The scene with Medina speaking in Dominican Spanish, for example, was actually a line she improvised on the spot. Nardollilo and Rodriguez immediately gave her the green light. It followed a theme of Medina feeling supported and empowered by the role.
"It made me feel like I can do anything. I'm so ready to be any character."
"It made me feel like I can do anything. I'm so ready to be any character," Medina says. "I'm so ready for Nadia. I'm so ready for her. I want there to be a part two so I could play that character because I loved playing her."
Nardolillo, for his part, is more than ready for a sequel opportunity. "It just really depends if there's the appetite from a studio or even a mini-major," he says, but admits that the film's ending definitely sets it up for a part two. "That was the whole reason why Bruno did get shot, but we didn't necessarily see him. So, does he come back? Did he have a bulletproof vest on because he knew better? You never know."

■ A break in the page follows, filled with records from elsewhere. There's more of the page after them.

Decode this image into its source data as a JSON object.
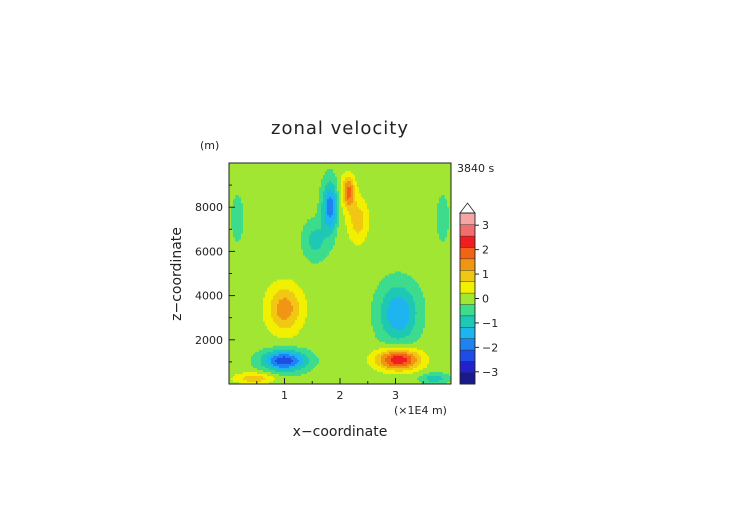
{
  "chart_data": {
    "type": "heatmap",
    "title": "zonal velocity",
    "xlabel": "x−coordinate",
    "ylabel": "z−coordinate",
    "y_unit": "(m)",
    "x_unit": "(×1E4 m)",
    "time_label": "3840 s",
    "xlim": [
      0,
      4
    ],
    "ylim": [
      0,
      10000
    ],
    "x_ticks": [
      1,
      2,
      3
    ],
    "y_ticks": [
      2000,
      4000,
      6000,
      8000
    ],
    "x_tick_labels": [
      "1",
      "2",
      "3"
    ],
    "y_tick_labels": [
      "2000",
      "4000",
      "6000",
      "8000"
    ],
    "colorbar": {
      "levels": [
        -3.5,
        -3,
        -2.5,
        -2,
        -1.5,
        -1,
        -0.5,
        0,
        0.5,
        1,
        1.5,
        2,
        2.5,
        3,
        3.5
      ],
      "colors": [
        "#1a1a8c",
        "#2222cc",
        "#1e4de6",
        "#1e82f0",
        "#1eb4f0",
        "#1ec8b4",
        "#3cdc8c",
        "#a0e632",
        "#f0f000",
        "#f0c814",
        "#f09614",
        "#f06414",
        "#f01e1e",
        "#f06e6e",
        "#f5a5a5"
      ],
      "tick_values": [
        3,
        2,
        1,
        0,
        -1,
        -2,
        -3
      ],
      "tick_labels": [
        "3",
        "2",
        "1",
        "0",
        "−1",
        "−2",
        "−3"
      ],
      "extend": "max"
    },
    "field": {
      "background": 0.2,
      "features": [
        {
          "x": 2.0,
          "z": 5000,
          "sx": 0.05,
          "sz": 6000,
          "amp": 0.2
        },
        {
          "x": 1.82,
          "z": 8000,
          "sx": 0.1,
          "sz": 800,
          "amp": -2.0
        },
        {
          "x": 1.55,
          "z": 6500,
          "sx": 0.15,
          "sz": 600,
          "amp": -0.9
        },
        {
          "x": 2.15,
          "z": 8700,
          "sx": 0.08,
          "sz": 500,
          "amp": 2.0
        },
        {
          "x": 2.32,
          "z": 7400,
          "sx": 0.13,
          "sz": 700,
          "amp": 1.1
        },
        {
          "x": 1.0,
          "z": 3400,
          "sx": 0.22,
          "sz": 750,
          "amp": 1.6
        },
        {
          "x": 3.05,
          "z": 3200,
          "sx": 0.24,
          "sz": 900,
          "amp": -1.7
        },
        {
          "x": 1.0,
          "z": 1050,
          "sx": 0.27,
          "sz": 320,
          "amp": -2.6
        },
        {
          "x": 3.05,
          "z": 1100,
          "sx": 0.27,
          "sz": 330,
          "amp": 2.8
        },
        {
          "x": 0.45,
          "z": 250,
          "sx": 0.25,
          "sz": 180,
          "amp": 1.1
        },
        {
          "x": 3.7,
          "z": 250,
          "sx": 0.18,
          "sz": 160,
          "amp": -1.0
        },
        {
          "x": 0.15,
          "z": 7500,
          "sx": 0.12,
          "sz": 1200,
          "amp": -0.3
        },
        {
          "x": 3.85,
          "z": 7500,
          "sx": 0.12,
          "sz": 1200,
          "amp": -0.3
        }
      ]
    }
  }
}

While we'll have to wait to see about a sequel, Medina still has a lot going on these days. Last year, she kicked off her famous El Teteo parties, based in Los Angeles. Her vision was to throw an authentically Dominican party that everyone in LA could enjoy, and the first one kicked off in February 2022, with a turnout of 600 people. Medina's most recent El Teteo party was nearly a year later, on Saturday, Feb. 25. It was sold out despite a rare LA rain storm, and over 900 people showed up, including Hollywood executives, according to Medina.
"In the midst of the storm, people came out. Nobody canceled their tickets. People bought their tickets but didn't cancel them because that's how important it is," Medina says. "I felt building a community off-set or off Hollywood is just as important as building it in Hollywood."

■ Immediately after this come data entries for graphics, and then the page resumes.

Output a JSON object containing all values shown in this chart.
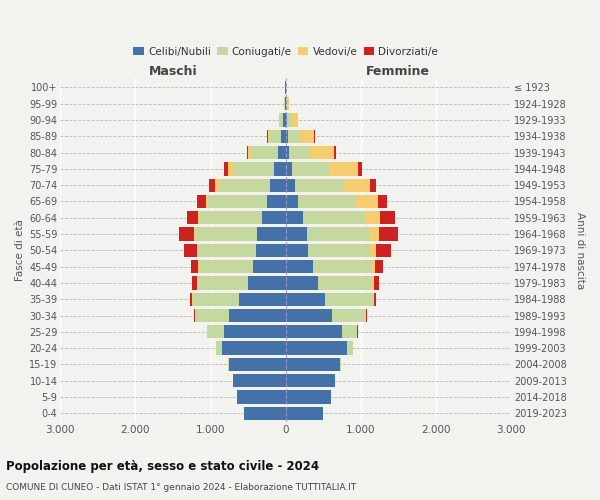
{
  "age_groups": [
    "0-4",
    "5-9",
    "10-14",
    "15-19",
    "20-24",
    "25-29",
    "30-34",
    "35-39",
    "40-44",
    "45-49",
    "50-54",
    "55-59",
    "60-64",
    "65-69",
    "70-74",
    "75-79",
    "80-84",
    "85-89",
    "90-94",
    "95-99",
    "100+"
  ],
  "birth_years": [
    "2019-2023",
    "2014-2018",
    "2009-2013",
    "2004-2008",
    "1999-2003",
    "1994-1998",
    "1989-1993",
    "1984-1988",
    "1979-1983",
    "1974-1978",
    "1969-1973",
    "1964-1968",
    "1959-1963",
    "1954-1958",
    "1949-1953",
    "1944-1948",
    "1939-1943",
    "1934-1938",
    "1929-1933",
    "1924-1928",
    "≤ 1923"
  ],
  "maschi": {
    "celibi": [
      560,
      650,
      700,
      750,
      850,
      820,
      750,
      620,
      500,
      430,
      390,
      380,
      310,
      250,
      210,
      150,
      100,
      60,
      30,
      15,
      5
    ],
    "coniugati": [
      1,
      2,
      5,
      20,
      80,
      220,
      450,
      620,
      680,
      730,
      780,
      820,
      840,
      780,
      680,
      550,
      350,
      150,
      50,
      10,
      2
    ],
    "vedovi": [
      0,
      0,
      0,
      0,
      2,
      2,
      1,
      2,
      3,
      5,
      10,
      15,
      20,
      30,
      50,
      70,
      50,
      30,
      10,
      2,
      0
    ],
    "divorziati": [
      0,
      0,
      0,
      1,
      2,
      5,
      15,
      30,
      60,
      100,
      170,
      200,
      150,
      120,
      80,
      50,
      15,
      10,
      3,
      1,
      0
    ]
  },
  "femmine": {
    "nubili": [
      500,
      600,
      660,
      720,
      820,
      750,
      620,
      530,
      430,
      370,
      300,
      290,
      230,
      170,
      130,
      80,
      50,
      30,
      20,
      10,
      5
    ],
    "coniugate": [
      1,
      1,
      3,
      15,
      70,
      200,
      440,
      630,
      720,
      780,
      820,
      830,
      820,
      760,
      640,
      500,
      280,
      150,
      60,
      15,
      2
    ],
    "vedove": [
      0,
      0,
      0,
      1,
      2,
      3,
      5,
      10,
      20,
      40,
      80,
      120,
      200,
      300,
      350,
      380,
      320,
      200,
      80,
      20,
      3
    ],
    "divorziate": [
      0,
      0,
      0,
      1,
      2,
      5,
      15,
      35,
      70,
      100,
      200,
      250,
      200,
      120,
      80,
      50,
      20,
      10,
      3,
      1,
      0
    ]
  },
  "colors": {
    "celibi": "#4472a8",
    "coniugati": "#c5d8a0",
    "vedovi": "#f5cc70",
    "divorziati": "#cc2222"
  },
  "xlim": 3000,
  "xlabel_maschi": "Maschi",
  "xlabel_femmine": "Femmine",
  "ylabel_left": "Fasce di età",
  "ylabel_right": "Anni di nascita",
  "title": "Popolazione per età, sesso e stato civile - 2024",
  "subtitle": "COMUNE DI CUNEO - Dati ISTAT 1° gennaio 2024 - Elaborazione TUTTITALIA.IT",
  "legend_labels": [
    "Celibi/Nubili",
    "Coniugati/e",
    "Vedovi/e",
    "Divorziati/e"
  ],
  "bg_color": "#f2f2ee",
  "bar_height": 0.82
}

While Medina is more than ready for her next movie, she's also letting this really sink in: she's in a feature film playing in select theaters across the country. It's a dream she's had since she was a little girl.
"It feels crazy. It just feels insane. It feels surreal. When I watched the trailer and I saw Lionsgate in front of it, I started to get emotional because a lot of films I've seen start with the Lionsgate [opener] in the beginning," she says. "That was a significant moment for me where I'm just like 'Oh my god. What's happening?' Things are growing. Things are changing. So, that was a big deal for me."
Indeed, Medina is literally just getting started — and proving that following your dreams really can have a happy ending.